Like The Great Game, Communion is a short sharp shock of digital sound, a soundtrack-as-war-journal to a world that hasn't happened yet but is seeping into our consciousness on a daily basis. It merges machinic excess and mystical pathways to generate a cyborg ecology. Esoteric hyperstitions infect the technosphere, taken up as gospel by AI in their quest to bring the unknowable "outside", screaming into our own world; Skynet as gnostic cybermissionary if you will. While Rodin's The Gates Of Hell provided the aesthetic reference base code in The Great Game, Communion brings up a distinctly cyberpunk dystopia as lovecraftian horror; neural networks built along Kaballah architectural maps, enochian data clouds powered by lay lines, Nanobot swarms converting base matter into self-replicating bacterial computers. Be infected by the inhuman and you too can see forever.

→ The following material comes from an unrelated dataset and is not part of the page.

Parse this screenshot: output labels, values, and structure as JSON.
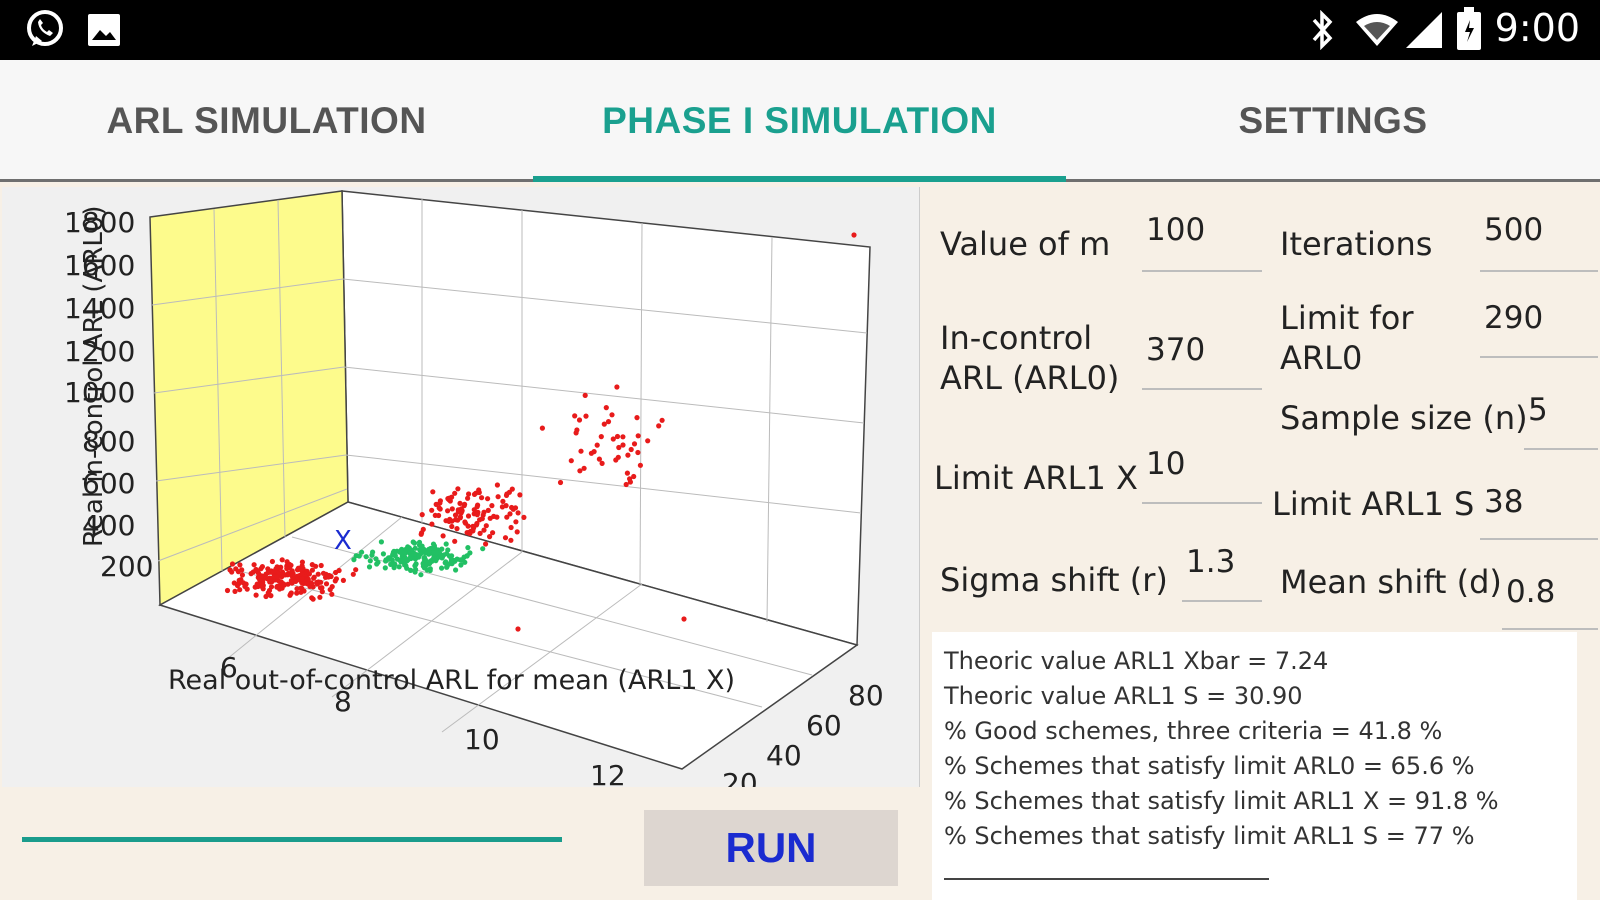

Opening track 'Advent' lays out this new mystical intimacy ushering in queer, perturbing sonic intensities. Morbid ambient hums are disturbed by percussion IEDs that warp the physics of its surrounding area. The heft and violence they bring to your synapses is juddering, almost overwhelming at first. Tracks such as 'Fetal' and 'Artemi' take the discarded urban spaces of 90s jungle, and lays them out in an MMORPG killing field-as-playground where economic hunter-killer avatars as kali-kommandos, wage cyber warfare with feral glee. In the past, if you wanted create the sound and violence of war and the industrial state à la Test Dept and Einstürzende Neubauten, then you had to spend physical effort in tearing apart actual metal with tools and machines. Not anymore. Today's warfare, whether for fun or for capital resources, is waged from the comfort of an office or even your armchair thousands of miles away. The soundtrack from such Command And Conquer style mecha-incursions – gunfire, the whooshing of aircraft, buzzing helicopters, cordite, the clinking of spent shells, – provide much Communion's militaristic groove over drifting melody lines.

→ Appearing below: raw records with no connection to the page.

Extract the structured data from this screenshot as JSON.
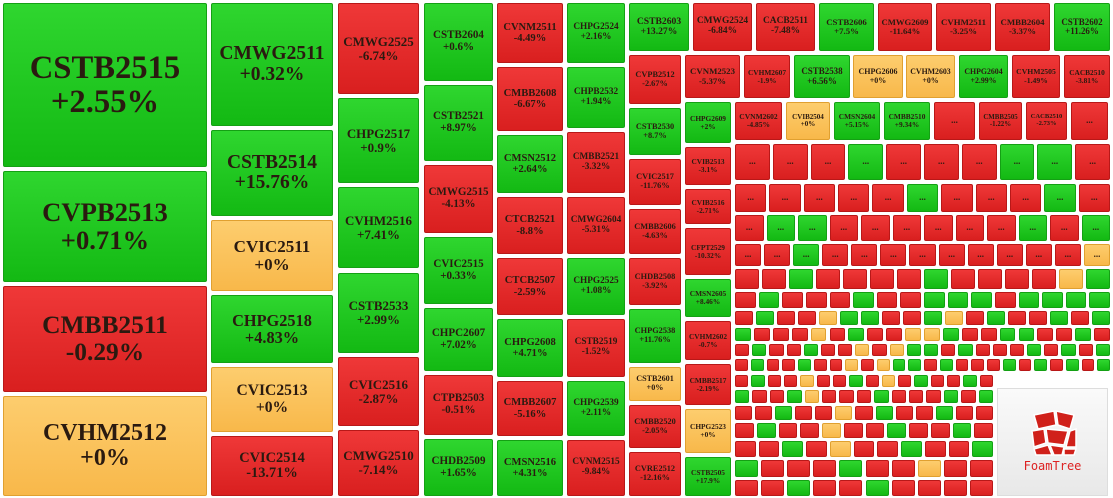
{
  "tiles": [
    {
      "name": "CSTB2515",
      "change": "+2.55%"
    },
    {
      "name": "CVPB2513",
      "change": "+0.71%"
    },
    {
      "name": "CMBB2511",
      "change": "-0.29%"
    },
    {
      "name": "CVHM2512",
      "change": "+0%"
    },
    {
      "name": "CMWG2511",
      "change": "+0.32%"
    },
    {
      "name": "CSTB2514",
      "change": "+15.76%"
    },
    {
      "name": "CVIC2511",
      "change": "+0%"
    },
    {
      "name": "CHPG2518",
      "change": "+4.83%"
    },
    {
      "name": "CVIC2513",
      "change": "+0%"
    },
    {
      "name": "CVIC2514",
      "change": "-13.71%"
    },
    {
      "name": "CMWG2525",
      "change": "-6.74%"
    },
    {
      "name": "CHPG2517",
      "change": "+0.9%"
    },
    {
      "name": "CVHM2516",
      "change": "+7.41%"
    },
    {
      "name": "CSTB2533",
      "change": "+2.99%"
    },
    {
      "name": "CVIC2516",
      "change": "-2.87%"
    },
    {
      "name": "CMWG2510",
      "change": "-7.14%"
    },
    {
      "name": "CSTB2604",
      "change": "+0.6%"
    },
    {
      "name": "CSTB2521",
      "change": "+8.97%"
    },
    {
      "name": "CMWG2515",
      "change": "-4.13%"
    },
    {
      "name": "CVIC2515",
      "change": "+0.33%"
    },
    {
      "name": "CHPC2607",
      "change": "+7.02%"
    },
    {
      "name": "CTPB2503",
      "change": "-0.51%"
    },
    {
      "name": "CHDB2509",
      "change": "+1.65%"
    },
    {
      "name": "CVNM2511",
      "change": "-4.49%"
    },
    {
      "name": "CMBB2608",
      "change": "-6.67%"
    },
    {
      "name": "CMSN2512",
      "change": "+2.64%"
    },
    {
      "name": "CTCB2521",
      "change": "-8.8%"
    },
    {
      "name": "CTCB2507",
      "change": "-2.59%"
    },
    {
      "name": "CHPG2608",
      "change": "+4.71%"
    },
    {
      "name": "CMBB2607",
      "change": "-5.16%"
    },
    {
      "name": "CMSN2516",
      "change": "+4.31%"
    },
    {
      "name": "CHPG2524",
      "change": "+2.16%"
    },
    {
      "name": "CHPB2532",
      "change": "+1.94%"
    },
    {
      "name": "CMBB2521",
      "change": "-3.32%"
    },
    {
      "name": "CMWG2604",
      "change": "-5.31%"
    },
    {
      "name": "CHPG2525",
      "change": "+1.08%"
    },
    {
      "name": "CSTB2519",
      "change": "-1.52%"
    },
    {
      "name": "CHPG2539",
      "change": "+2.11%"
    },
    {
      "name": "CVNM2515",
      "change": "-9.84%"
    },
    {
      "name": "CSTB2603",
      "change": "+13.27%"
    },
    {
      "name": "CMWG2524",
      "change": "-6.84%"
    },
    {
      "name": "CACB2511",
      "change": "-7.48%"
    },
    {
      "name": "CSTB2606",
      "change": "+7.5%"
    },
    {
      "name": "CMWG2609",
      "change": "-11.64%"
    },
    {
      "name": "CVHM2511",
      "change": "-3.25%"
    },
    {
      "name": "CMBB2604",
      "change": "-3.37%"
    },
    {
      "name": "CSTB2602",
      "change": "+11.26%"
    },
    {
      "name": "CVPB2512",
      "change": "-2.67%"
    },
    {
      "name": "CVNM2523",
      "change": "-5.37%"
    },
    {
      "name": "CVHM2607",
      "change": "-1.9%"
    },
    {
      "name": "CSTB2538",
      "change": "+6.56%"
    },
    {
      "name": "CHPG2606",
      "change": "+0%"
    },
    {
      "name": "CVHM2603",
      "change": "+0%"
    },
    {
      "name": "CHPG2604",
      "change": "+2.99%"
    },
    {
      "name": "CVHM2505",
      "change": "-1.49%"
    },
    {
      "name": "CACB2510",
      "change": "-3.81%"
    },
    {
      "name": "CSTB2530",
      "change": "+8.7%"
    },
    {
      "name": "CHPG2609",
      "change": "+2%"
    },
    {
      "name": "CVNM2602",
      "change": "-4.85%"
    },
    {
      "name": "CVIB2504",
      "change": "+0%"
    },
    {
      "name": "CMSN2604",
      "change": "+5.15%"
    },
    {
      "name": "CMBB2510",
      "change": "+9.34%"
    },
    {
      "name": "CMBB2505",
      "change": "-1.22%"
    },
    {
      "name": "CACB2510",
      "change": "-2.73%"
    },
    {
      "name": "CVIC2517",
      "change": "-11.76%"
    },
    {
      "name": "CVIB2513",
      "change": "-3.1%"
    },
    {
      "name": "CVIB2516",
      "change": "-2.71%"
    },
    {
      "name": "CMBB2606",
      "change": "-4.63%"
    },
    {
      "name": "CFPT2529",
      "change": "-10.32%"
    },
    {
      "name": "CHDB2508",
      "change": "-3.92%"
    },
    {
      "name": "CMSN2605",
      "change": "+8.46%"
    },
    {
      "name": "CHPG2538",
      "change": "+11.76%"
    },
    {
      "name": "CVHM2602",
      "change": "-0.7%"
    },
    {
      "name": "CSTB2601",
      "change": "+0%"
    },
    {
      "name": "CMBB2517",
      "change": "-2.19%"
    },
    {
      "name": "CMBB2520",
      "change": "-2.05%"
    },
    {
      "name": "CHPG2523",
      "change": "+0%"
    },
    {
      "name": "CVRE2512",
      "change": "-12.16%"
    },
    {
      "name": "CSTB2505",
      "change": "+17.9%"
    }
  ],
  "ellipsis": "...",
  "logo_text": "FoamTree"
}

As a producer often on the "outside" of the genre landscape of grime music, in terms of geography and sexuality (Rabit resides in Houston, Texas and is openly gay), Communion sees Rabit openly explore the outer fringes of the sound. He cracks open the genre's brooding masculinity with brutal, yet gleaming and exotic sounds, letting its libidinal qualities spill out, and leaving in its place a sonic world full of vertiginous, disorientating spaces. This desire for a new aesthetic, to subvert and break free from our social constructs can be heard in tracks like 'Trapped In This Body' and 'Flesh Covers The Bone', where the twitching,  lumpy tissue of the human is hooked up to electrodes and arrays while a ghostly maternal monologue quotes Buowski's Alone With Everybody. The meat puppet screams into existence as technic death drive is pumped into it, its beat pulsing in the background as it arises, new and transformed.

For some Communion will be too discordant, too warlike, too brutal to their sensibilities, a direct threat to their notions of what is "beautiful" in their world. But the chrome plated harshness of Rabit's music brings out a different form of joy, a pleasure that comes from catharsis, frustration, and alienation - which was one of the main aesthetics of industrial music to begin with. Alongside recent releases such as Visionist's Safe and the releases from the Non label/collective (of which Chino Amobi is a member), Communion is mapping out new pathways over old aesthetic terrain, asking us to ponder and explore new topologies, new realms of affect beyond what our cultures have ascribed to us. It understands that our journey to a posthuman non-carbon simulacrum is already being undertaken, and perhaps it should be a one welcomed with open arms.